Speaker
Description
Composite materials like Carbon Fibers Reinforced Polymer (CFRP) are used in the manufacturing of components for satellites or launcher upper stages. Those materials behave similarly to thermal protection ablators hence show a strong resistance when exposed to high enthalpy flows. For instance, Composite Overwrapped Pressure Vessel (COPV) have been shown to survive the harsh atmospheric entry. This component is made of a metallic liner wrapped by CFRP. During the atmospheric entry, the part will be exposed to a high enthalpy flow which will progressively pyrolyze the resin of the CFRP, then erode by thermo-chemical phenomena the remaining carbonaceous residue together with the carbon fibers and finally melt the liner if the heat load is sufficient. High fidelity models for low density porous composite materials have been developed in recent years and their extension to CFRP is investigated in this paper. In particular, a unified numerical approach which solves the flow through and around the degrading porous material is considered. Volume averaging theory is used to described macroscopically the flow through the reactive porous medium and derive a single set of equations valid in the whole computational domain. This allows to capture with high accuracy the gas-surface interaction. This methodology has shown its advantages to predict the response of low density porous material but its extension to very dense composite material such as CFRP presents several numerical challenges that will be discussed. The high fidelity models are implemented in the high-order Discontinuous Galerkin code Argo which coupled with the Mutation++ library.

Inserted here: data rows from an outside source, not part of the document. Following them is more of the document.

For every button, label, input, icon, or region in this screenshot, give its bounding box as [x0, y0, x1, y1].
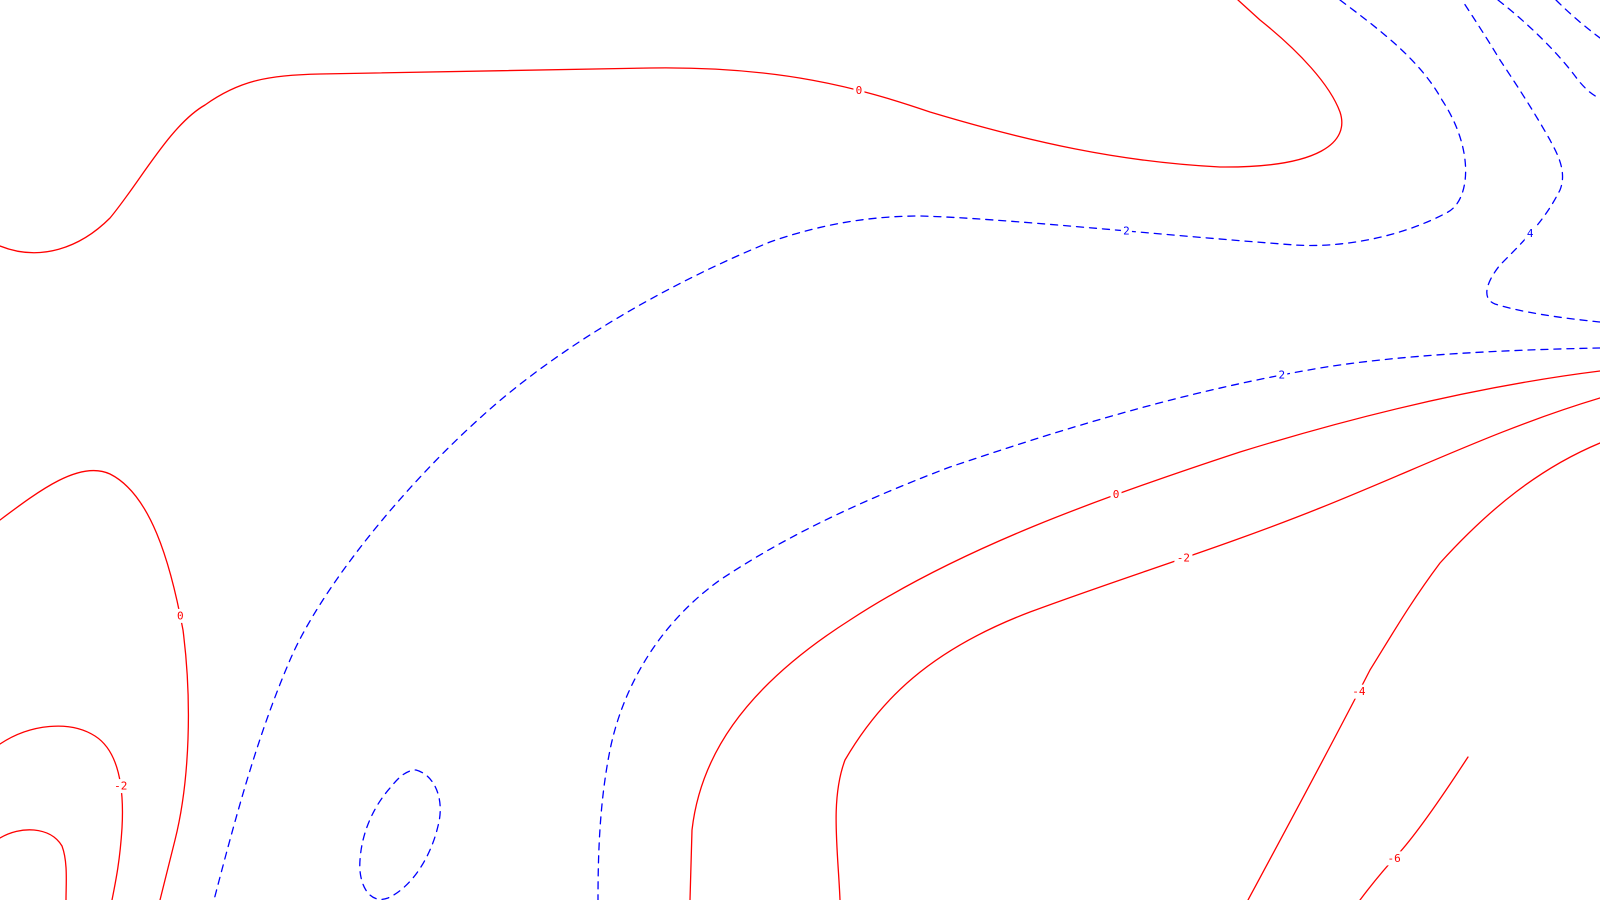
- contour-label: 0: [1110, 487, 1122, 502]
- contour-label-text: -2: [1177, 552, 1190, 565]
- contour-line-level-0-top: [0, 0, 1343, 254]
- contour-label: -2: [111, 779, 130, 794]
- contour-label-text: -2: [114, 780, 127, 793]
- contour-line-level-2-top: [213, 0, 1467, 900]
- contour-label-background: [1385, 851, 1404, 866]
- contour-label-text: 0: [177, 609, 184, 622]
- contour-label-background: [853, 83, 865, 98]
- contour-line-level-neg2-left: [0, 725, 124, 900]
- contour-label-text: -4: [1352, 685, 1366, 698]
- contour-line-level-neg6: [1359, 756, 1469, 900]
- contour-label-background: [111, 779, 130, 794]
- contour-label-text: -6: [1387, 852, 1400, 865]
- contour-line-level-2-loop: [359, 769, 441, 900]
- contour-label: 4: [1524, 226, 1536, 241]
- contour-label-text: 0: [1113, 488, 1120, 501]
- contour-label-text: 2: [1278, 368, 1285, 381]
- contour-label-background: [1349, 684, 1368, 699]
- contour-line-level-neg2-small: [0, 829, 67, 900]
- contour-label: -2: [1174, 551, 1193, 566]
- contour-line-level-4-corner: [1555, 0, 1600, 39]
- contour-label-text: 2: [1123, 224, 1130, 237]
- contour-line-level-0-left: [0, 469, 190, 900]
- contour-line-level-4: [1497, 0, 1600, 99]
- contour-label-text: 4: [1527, 227, 1534, 240]
- contour-label: -4: [1349, 684, 1368, 699]
- contour-line-level-neg2-center: [835, 397, 1600, 900]
- contour-label-background: [1174, 551, 1193, 566]
- contour-label-background: [1524, 226, 1536, 241]
- contour-label-background: [1120, 223, 1132, 238]
- contour-label-background: [1276, 367, 1288, 382]
- contour-line-level-neg4: [1247, 442, 1600, 900]
- contour-labels: 0 0 0 -2 -2 -4 -6 2 2 4: [111, 83, 1536, 866]
- contour-label: 2: [1276, 367, 1288, 382]
- contour-line-level-0-center: [689, 370, 1600, 900]
- contour-label-text: 0: [856, 84, 863, 97]
- contour-label: 0: [174, 608, 186, 623]
- contour-line-level-2-right: [1461, 0, 1600, 323]
- contour-label-background: [1110, 487, 1122, 502]
- contour-label: -6: [1385, 851, 1404, 866]
- contour-line-level-2-center: [597, 347, 1600, 900]
- contour-label-background: [174, 608, 186, 623]
- contour-label: 2: [1120, 223, 1132, 238]
- contour-label: 0: [853, 83, 865, 98]
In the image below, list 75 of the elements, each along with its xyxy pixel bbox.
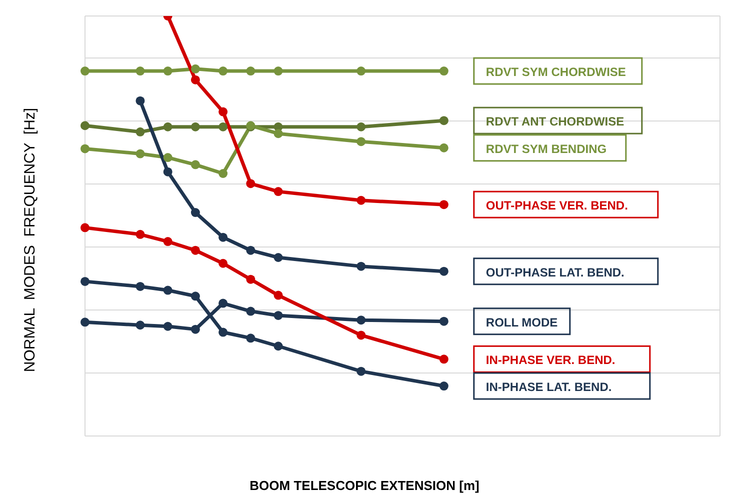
point [80, 223, 90, 232]
point [163, 322, 172, 331]
point [80, 121, 90, 130]
point [274, 129, 283, 138]
point [246, 306, 256, 316]
point [246, 246, 256, 255]
point [80, 66, 90, 76]
point [190, 64, 200, 74]
point [439, 200, 448, 210]
text: RDVT ANT CHORDWISE [486, 114, 624, 129]
point [190, 208, 200, 218]
point [356, 196, 366, 205]
point [246, 66, 256, 76]
point [356, 316, 366, 325]
point [163, 286, 172, 295]
text: IN-PHASE VER. BEND. [486, 353, 616, 368]
point [439, 116, 448, 126]
point [80, 276, 90, 286]
text: OUT-PHASE LAT. BEND. [486, 265, 624, 280]
point [136, 230, 145, 239]
point [136, 96, 145, 106]
point [356, 330, 366, 340]
point [218, 169, 228, 178]
point [190, 292, 200, 301]
point [136, 320, 145, 330]
text: OUT-PHASE VER. BEND. [486, 198, 628, 213]
point [274, 66, 283, 76]
point [190, 246, 200, 255]
point [218, 107, 228, 116]
point [163, 66, 172, 76]
point [246, 334, 256, 343]
text: ROLL MODE [486, 315, 558, 330]
point [246, 179, 256, 188]
text: RDVT SYM BENDING [486, 142, 607, 156]
point [218, 66, 228, 76]
point [218, 298, 228, 308]
point [218, 122, 228, 132]
point [218, 258, 228, 268]
point [246, 274, 256, 284]
point [190, 75, 200, 84]
point [356, 366, 366, 376]
point [439, 66, 448, 76]
point [190, 160, 200, 170]
point [218, 328, 228, 337]
text: IN-PHASE LAT. BEND. [486, 380, 612, 394]
point [136, 66, 145, 76]
point [356, 66, 366, 76]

An experimental campaign is designed and performed inside the inductively coupled Plasmatron facility to validate the modeling and numerical prediction. Previous CFRP tests on coupons have shown that delamination of the fibers once the resin is completely pyrolyzed lead to overprediction of the demisability of the component. To avoid this phenomena, the sample is manufactured similarly to COPV. The scaled tank sample is then exposed to relevant atmospheric entry conditions in the Plasmatron facility. A first batch of CFRP tank shape sample have been tested and the material response reproduced numerically. The scaling down of real COPV leads to strong constraints for the manufacturing capabilities and affects the quality of the wrapping. A second batch of sample releasing those constraints is currently being manufactured and will be tested. The paper will present the experimental setup and measurements techniques for both campaign. The results of the experimental campaigns will be discussed and compared with preliminary numerical reproduction.